Ukraine : le mythe de la guerre et la dynamique de l’enlisement

Par Christian Harbulot (réflexion menée au sein du CR451, centre de recherche appliqué de l’Ecole de Guerre Economique).

L’invasion d’une partie du territoire ukrainien par l’armée russe a remis la guerre militaire au cœur des préoccupations stratégiques du monde contemporain. Mais ce retour en force de la guerre militaire ne se traduit pas depuis un an par une démonstration pertinente de sa finalité stratégique.

La guerre en Ukraine est devenue au fil des mois une guerre d’enlisement. Et la guerre d’enlisement est le pire des scenarii dans le déroulement d’une guerre militaire. Il suffit de se référer à l’Histoire militaire.

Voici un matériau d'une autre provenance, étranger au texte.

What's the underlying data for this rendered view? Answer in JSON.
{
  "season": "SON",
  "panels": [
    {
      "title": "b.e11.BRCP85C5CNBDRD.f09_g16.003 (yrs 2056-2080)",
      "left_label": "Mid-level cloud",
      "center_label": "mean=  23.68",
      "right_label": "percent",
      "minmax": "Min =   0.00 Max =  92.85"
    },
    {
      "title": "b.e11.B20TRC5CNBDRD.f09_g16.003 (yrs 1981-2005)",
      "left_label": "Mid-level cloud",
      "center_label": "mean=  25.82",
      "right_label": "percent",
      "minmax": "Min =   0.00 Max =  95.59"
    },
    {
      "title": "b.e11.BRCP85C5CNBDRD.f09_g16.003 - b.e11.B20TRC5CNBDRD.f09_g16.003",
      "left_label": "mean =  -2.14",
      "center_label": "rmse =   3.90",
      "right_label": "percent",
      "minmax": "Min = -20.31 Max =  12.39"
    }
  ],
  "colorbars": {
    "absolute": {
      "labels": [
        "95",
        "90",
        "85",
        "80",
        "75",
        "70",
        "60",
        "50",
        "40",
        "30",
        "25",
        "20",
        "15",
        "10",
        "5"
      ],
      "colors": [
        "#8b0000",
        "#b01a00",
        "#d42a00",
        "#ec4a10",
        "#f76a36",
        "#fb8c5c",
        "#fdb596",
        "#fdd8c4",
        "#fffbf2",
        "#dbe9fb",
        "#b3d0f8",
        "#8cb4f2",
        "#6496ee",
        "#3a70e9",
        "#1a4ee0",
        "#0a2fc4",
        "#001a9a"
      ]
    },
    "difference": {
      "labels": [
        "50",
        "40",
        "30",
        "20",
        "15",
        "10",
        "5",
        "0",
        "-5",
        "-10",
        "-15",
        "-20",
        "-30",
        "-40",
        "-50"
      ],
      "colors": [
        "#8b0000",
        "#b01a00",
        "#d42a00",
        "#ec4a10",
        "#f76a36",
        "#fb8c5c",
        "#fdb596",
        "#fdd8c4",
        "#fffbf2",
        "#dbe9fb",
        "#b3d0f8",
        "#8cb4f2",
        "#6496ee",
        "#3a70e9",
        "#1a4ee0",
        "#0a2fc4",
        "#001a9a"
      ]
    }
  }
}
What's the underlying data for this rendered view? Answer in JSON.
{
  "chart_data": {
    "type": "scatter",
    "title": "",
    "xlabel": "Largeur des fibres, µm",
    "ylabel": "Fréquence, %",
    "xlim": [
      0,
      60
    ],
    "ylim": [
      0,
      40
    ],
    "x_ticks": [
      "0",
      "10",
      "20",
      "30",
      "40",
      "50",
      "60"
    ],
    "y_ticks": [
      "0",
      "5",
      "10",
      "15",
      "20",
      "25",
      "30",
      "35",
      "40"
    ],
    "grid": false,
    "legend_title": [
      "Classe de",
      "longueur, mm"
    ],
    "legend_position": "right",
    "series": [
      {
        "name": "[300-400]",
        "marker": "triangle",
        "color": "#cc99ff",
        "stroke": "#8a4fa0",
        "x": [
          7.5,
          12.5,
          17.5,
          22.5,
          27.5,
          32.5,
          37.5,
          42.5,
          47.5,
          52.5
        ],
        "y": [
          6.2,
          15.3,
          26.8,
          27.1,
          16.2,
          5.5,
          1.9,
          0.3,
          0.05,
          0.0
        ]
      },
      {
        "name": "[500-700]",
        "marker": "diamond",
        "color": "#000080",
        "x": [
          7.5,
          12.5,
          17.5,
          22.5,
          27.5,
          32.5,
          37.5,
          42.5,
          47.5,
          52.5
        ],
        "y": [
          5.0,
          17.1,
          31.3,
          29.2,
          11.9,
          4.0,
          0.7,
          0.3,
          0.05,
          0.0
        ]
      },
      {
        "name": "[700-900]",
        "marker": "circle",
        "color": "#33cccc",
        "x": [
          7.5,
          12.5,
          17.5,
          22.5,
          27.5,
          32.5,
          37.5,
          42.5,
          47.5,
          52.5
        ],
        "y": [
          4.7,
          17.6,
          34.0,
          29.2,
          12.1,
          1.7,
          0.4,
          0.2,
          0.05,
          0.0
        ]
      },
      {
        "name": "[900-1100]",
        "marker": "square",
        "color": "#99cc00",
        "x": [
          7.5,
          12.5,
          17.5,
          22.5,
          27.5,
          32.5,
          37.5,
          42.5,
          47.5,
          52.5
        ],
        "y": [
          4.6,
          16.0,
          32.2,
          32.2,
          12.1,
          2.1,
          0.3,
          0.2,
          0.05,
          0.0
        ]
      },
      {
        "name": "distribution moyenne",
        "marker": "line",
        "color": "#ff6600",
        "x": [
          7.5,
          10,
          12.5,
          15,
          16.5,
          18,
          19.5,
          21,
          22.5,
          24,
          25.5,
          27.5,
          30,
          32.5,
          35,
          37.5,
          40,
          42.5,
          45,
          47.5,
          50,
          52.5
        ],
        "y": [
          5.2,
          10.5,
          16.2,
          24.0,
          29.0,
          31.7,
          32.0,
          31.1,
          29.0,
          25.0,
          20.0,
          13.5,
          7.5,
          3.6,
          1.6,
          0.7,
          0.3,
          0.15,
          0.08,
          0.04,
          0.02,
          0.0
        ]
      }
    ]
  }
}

Contrairement à tous les effets d’annonce sur l’importance de l’innovation technologique en matière d’armement, les nouvelles armes testées par les protagonistes ukrainiens et russes n’ont pas permis d’éviter cet écueil.

Mais l’évidence de ce constat, aussi étrange que cela puisse paraître, ne temporise pas la fascination du recours à la guerre militaire. Si on n’y prête pas garde, le retour de la guerre de haute intensité peut fonctionner comme un brouillard qui risque de masquer le cadre évolutif des enjeux.

Les limites de la vision clausewitzienne de la guerre

La question de la guerre militaire est restée trop longtemps confinée à la vision clausewitzienne de la guerre absolue et de l’anéantissement de l’adversaire. Le lien[i] que le militaire prussien Carl Von Clausewitz établit entre la politique et la guerre, sert encore de base de réflexion à de nombreuses institutions militaires ainsi qu’aux différents instituts de recherche qui leur sont affiliés.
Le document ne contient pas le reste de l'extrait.